We plan on adding solar panels to our car to act as an alternate source of energy. The batteries can be charged using a plug-in charger also. The electricity produced will be DC which has to be converted into AC by the use of an inverter.

The energy which will be stored in the lithium ion batteries will be used to run the AC electric motor. The batteries will be placed along the wheelbase of the car and provide low center of gravity and improved driving capability.

The vehicle is based on BMW’s LifeDrive concept [19] which consist of two separate units:

1. Life Module: “ The Life-module primarily consists of carbon fiber-reinforced plastic”
2. Drive Module: “ Structural support, high voltage battery, electric motor”

There are also Range Extender versions of BMW i3 on offer in which an engine acts as a generator to charge the batteries.

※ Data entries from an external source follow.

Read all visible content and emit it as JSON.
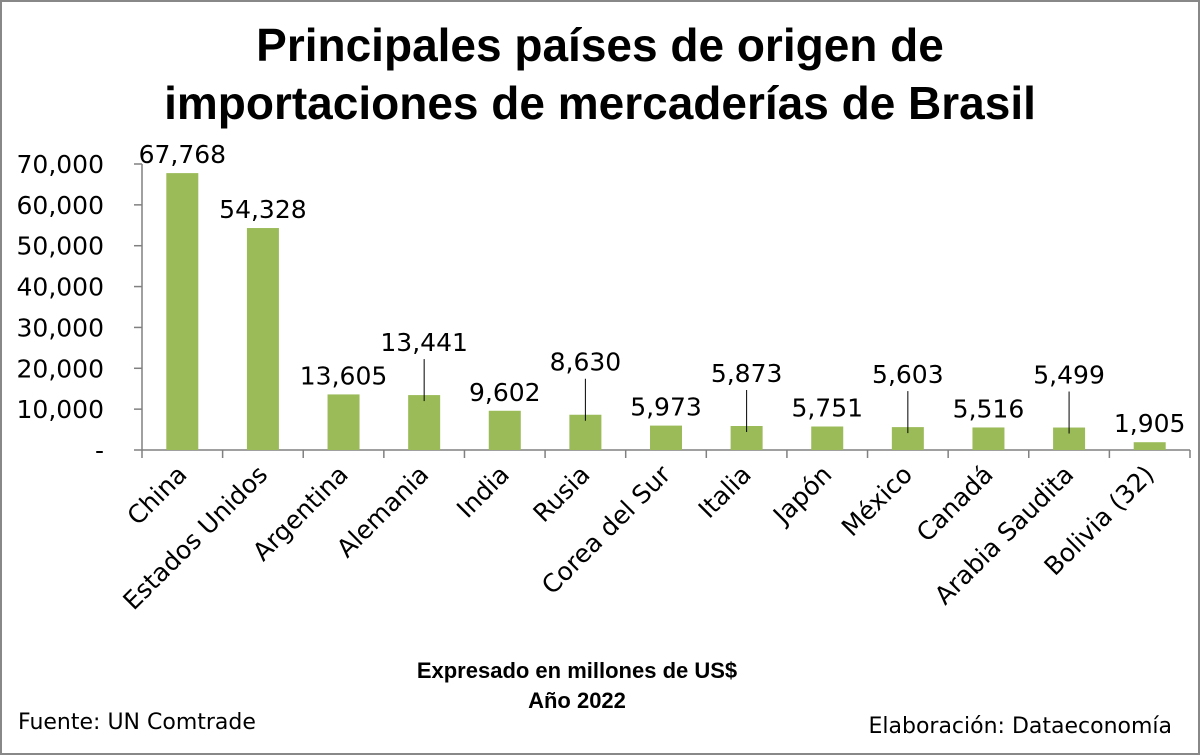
{
  "chart_data": {
    "type": "bar",
    "title": [
      "Principales países de origen de",
      "importaciones de mercaderías de Brasil"
    ],
    "categories": [
      "China",
      "Estados Unidos",
      "Argentina",
      "Alemania",
      "India",
      "Rusia",
      "Corea del Sur",
      "Italia",
      "Japón",
      "México",
      "Canadá",
      "Arabia Saudita",
      "Bolivia (32)"
    ],
    "values": [
      67768,
      54328,
      13605,
      13441,
      9602,
      8630,
      5973,
      5873,
      5751,
      5603,
      5516,
      5499,
      1905
    ],
    "value_labels": [
      "67,768",
      "54,328",
      "13,605",
      "13,441",
      "9,602",
      "8,630",
      "5,973",
      "5,873",
      "5,751",
      "5,603",
      "5,516",
      "5,499",
      "1,905"
    ],
    "ylim": [
      0,
      70000
    ],
    "yticks": [
      0,
      10000,
      20000,
      30000,
      40000,
      50000,
      60000,
      70000
    ],
    "ytick_labels": [
      "-",
      "10,000",
      "20,000",
      "30,000",
      "40,000",
      "50,000",
      "60,000",
      "70,000"
    ],
    "grid": false,
    "legend": "none",
    "bar_color": "#9BBB59",
    "caption": [
      "Expresado en millones de US$",
      "Año 2022"
    ]
  },
  "footer": {
    "source": "Fuente: UN Comtrade",
    "credit": "Elaboración: Dataeconomía"
  }
}
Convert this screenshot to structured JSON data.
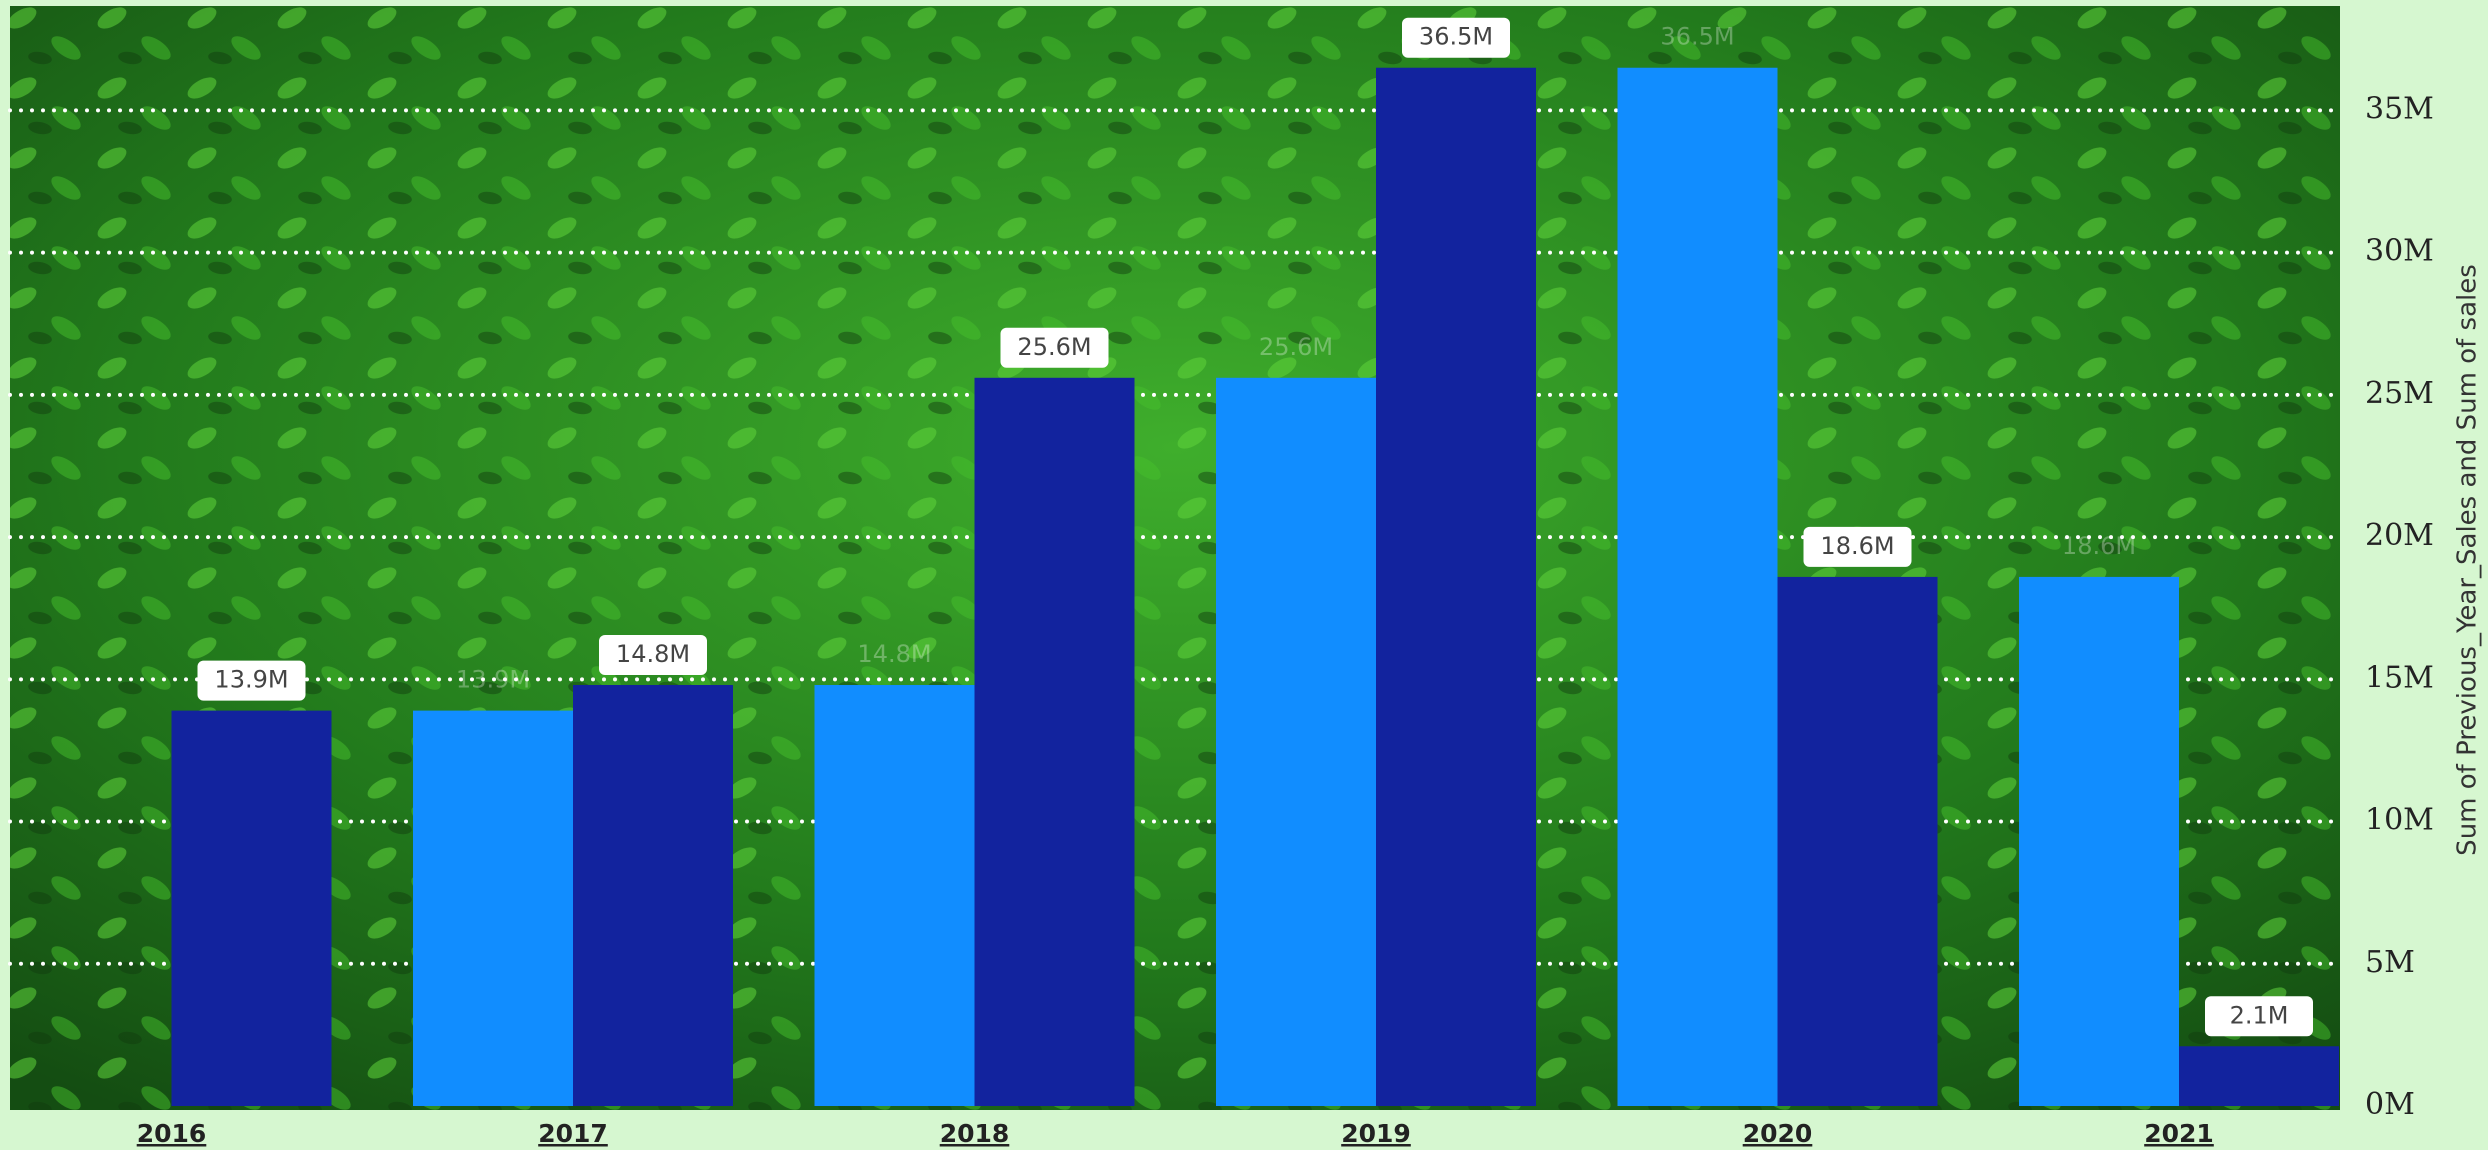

For this project we will be focusing only on the full battery version. The specification of the BMW i3 provide by BMW USA are as follows. BMW i3 2018 is offered with a 33kWh battery. The size of the battery staying the same. The range offered by the vehicle is of 114 miles on full charge under ideal conditions. The driving dynamics of the vehicle is also good because of symmetric weight distribution and reduced center of gravity. The figures below provide the physical dimensions of BMW i3. To calculate the area of the roof suitable for putting solar panel we took approximate values.